My program is not constructed to deal with counter rotations. I will make the changes.

1 Like

I made the changes and it still doesn’t work. It’s meant to decode the string by looping through all call to the main routine which decoded the string - at the moment it returns a large list of characters no off which appear to be the correct values - the string gets so long that it crashes the program.

That’s a lot of code to look at and understand. If you’re asking other people to look at it, it’s generally better to cut it down to a minimal reproducible example. (Not only does that make it easier for anyone trying to solve your problem, the process of creating it may lead you to the problem, or at least to understanding your program better.)

I haven’t run it myself, but I’ve an idea where the problem is — and it’s something you should be able to find yourself with a bit of debugging (which seems to be a rarely-taught skill). You can use debuggers or various tools, but I always find myself coming down to a simple technique that’s available in almost every language and platform: printing stuff out! Have you tried printing out the values of variables as the program runs? That can give you a good idea of what’s wrong and help you narrow down where it goes astray.

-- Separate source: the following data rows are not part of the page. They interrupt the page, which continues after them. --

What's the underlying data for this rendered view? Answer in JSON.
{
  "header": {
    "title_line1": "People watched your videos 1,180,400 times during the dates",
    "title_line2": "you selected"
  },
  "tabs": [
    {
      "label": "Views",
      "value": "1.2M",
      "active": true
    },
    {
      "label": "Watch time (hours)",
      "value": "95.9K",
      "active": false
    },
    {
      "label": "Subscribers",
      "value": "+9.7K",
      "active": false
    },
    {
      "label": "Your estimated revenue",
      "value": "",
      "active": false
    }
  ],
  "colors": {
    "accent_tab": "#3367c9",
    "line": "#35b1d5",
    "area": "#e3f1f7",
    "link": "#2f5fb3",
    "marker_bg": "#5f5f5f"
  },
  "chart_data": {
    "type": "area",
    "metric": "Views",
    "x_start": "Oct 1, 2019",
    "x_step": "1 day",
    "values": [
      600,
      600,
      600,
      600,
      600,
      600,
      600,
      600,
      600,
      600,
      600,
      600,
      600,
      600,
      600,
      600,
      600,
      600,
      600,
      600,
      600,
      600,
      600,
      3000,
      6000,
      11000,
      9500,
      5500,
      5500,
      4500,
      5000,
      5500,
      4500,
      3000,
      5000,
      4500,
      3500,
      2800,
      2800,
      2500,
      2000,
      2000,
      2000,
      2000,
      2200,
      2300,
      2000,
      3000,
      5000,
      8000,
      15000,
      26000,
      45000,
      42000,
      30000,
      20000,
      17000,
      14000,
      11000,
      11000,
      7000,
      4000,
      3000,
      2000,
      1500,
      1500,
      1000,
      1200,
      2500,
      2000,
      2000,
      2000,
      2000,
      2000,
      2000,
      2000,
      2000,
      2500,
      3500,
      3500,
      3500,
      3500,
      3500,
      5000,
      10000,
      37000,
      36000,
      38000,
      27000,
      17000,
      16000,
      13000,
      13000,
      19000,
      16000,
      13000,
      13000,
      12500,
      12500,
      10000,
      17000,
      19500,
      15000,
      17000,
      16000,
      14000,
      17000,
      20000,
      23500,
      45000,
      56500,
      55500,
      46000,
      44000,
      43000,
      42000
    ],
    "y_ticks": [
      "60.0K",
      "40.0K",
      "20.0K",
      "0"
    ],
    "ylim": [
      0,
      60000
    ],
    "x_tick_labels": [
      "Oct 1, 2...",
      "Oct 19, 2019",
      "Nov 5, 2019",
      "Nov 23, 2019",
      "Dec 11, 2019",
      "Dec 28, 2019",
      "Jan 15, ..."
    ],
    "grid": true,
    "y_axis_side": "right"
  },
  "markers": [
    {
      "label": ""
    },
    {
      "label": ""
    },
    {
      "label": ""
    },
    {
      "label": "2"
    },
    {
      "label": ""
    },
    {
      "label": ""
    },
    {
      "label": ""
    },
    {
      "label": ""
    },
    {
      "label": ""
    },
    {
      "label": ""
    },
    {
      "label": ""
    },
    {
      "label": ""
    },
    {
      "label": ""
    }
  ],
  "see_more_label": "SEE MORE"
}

In particular, have you viewed the output of encryptString()? Spoiler alert: it’s probably a lot longer than its argument. Which would easily explain your running out of memory: by calling that repeatedly (as you do at the bottom), it gets exponentially longer.

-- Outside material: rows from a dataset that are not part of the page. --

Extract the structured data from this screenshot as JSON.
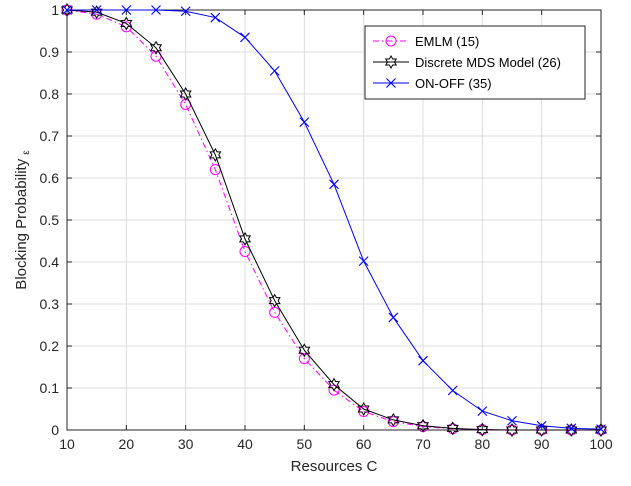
{
  "chart_data": {
    "type": "line",
    "xlabel": "Resources C",
    "ylabel": "Blocking Probability",
    "ylabel_subscript": "ε",
    "xlim": [
      10,
      100
    ],
    "ylim": [
      0,
      1
    ],
    "xticks": [
      10,
      20,
      30,
      40,
      50,
      60,
      70,
      80,
      90,
      100
    ],
    "yticks": [
      0,
      0.1,
      0.2,
      0.3,
      0.4,
      0.5,
      0.6,
      0.7,
      0.8,
      0.9,
      1
    ],
    "xtick_labels": [
      "10",
      "20",
      "30",
      "40",
      "50",
      "60",
      "70",
      "80",
      "90",
      "100"
    ],
    "ytick_labels": [
      "0",
      "0.1",
      "0.2",
      "0.3",
      "0.4",
      "0.5",
      "0.6",
      "0.7",
      "0.8",
      "0.9",
      "1"
    ],
    "grid": true,
    "legend_position": "top-right",
    "x": [
      10,
      15,
      20,
      25,
      30,
      35,
      40,
      45,
      50,
      55,
      60,
      65,
      70,
      75,
      80,
      85,
      90,
      95,
      100
    ],
    "series": [
      {
        "name": "EMLM (15)",
        "color": "#ff00ff",
        "line_style": "dash-dot",
        "marker": "circle",
        "values": [
          1.0,
          0.99,
          0.96,
          0.89,
          0.775,
          0.62,
          0.425,
          0.28,
          0.17,
          0.095,
          0.044,
          0.02,
          0.008,
          0.003,
          0.001,
          0.0,
          0.0,
          0.0,
          0.0
        ]
      },
      {
        "name": "Discrete MDS Model (26)",
        "color": "#000000",
        "line_style": "solid",
        "marker": "hexagram",
        "values": [
          1.0,
          0.995,
          0.968,
          0.91,
          0.8,
          0.655,
          0.455,
          0.308,
          0.19,
          0.108,
          0.05,
          0.024,
          0.01,
          0.004,
          0.001,
          0.0,
          0.0,
          0.0,
          0.0
        ]
      },
      {
        "name": "ON-OFF (35)",
        "color": "#0000ff",
        "line_style": "solid",
        "marker": "x",
        "values": [
          1.0,
          1.0,
          1.0,
          1.0,
          0.997,
          0.982,
          0.935,
          0.855,
          0.733,
          0.585,
          0.402,
          0.268,
          0.165,
          0.094,
          0.045,
          0.022,
          0.01,
          0.004,
          0.002
        ]
      }
    ]
  }
}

If I’m right, the cause is the line:

return encryptedString.toString()

encryptedString is a List<Char> — and calling toString() on that works similarly to how it does on every other type of list: it converts each of the elements to a String, separates them with , , and surrounds the lot with []. The resulting string is over 3× longer.

The simplest way to join the characters together without that is probably joinToString(""). (Other ways include calling toCharArray() and then passing that to a String() constructor or calling concatToString().)

2 Likes

Thanks, I was wondering why it was screwing up so badly.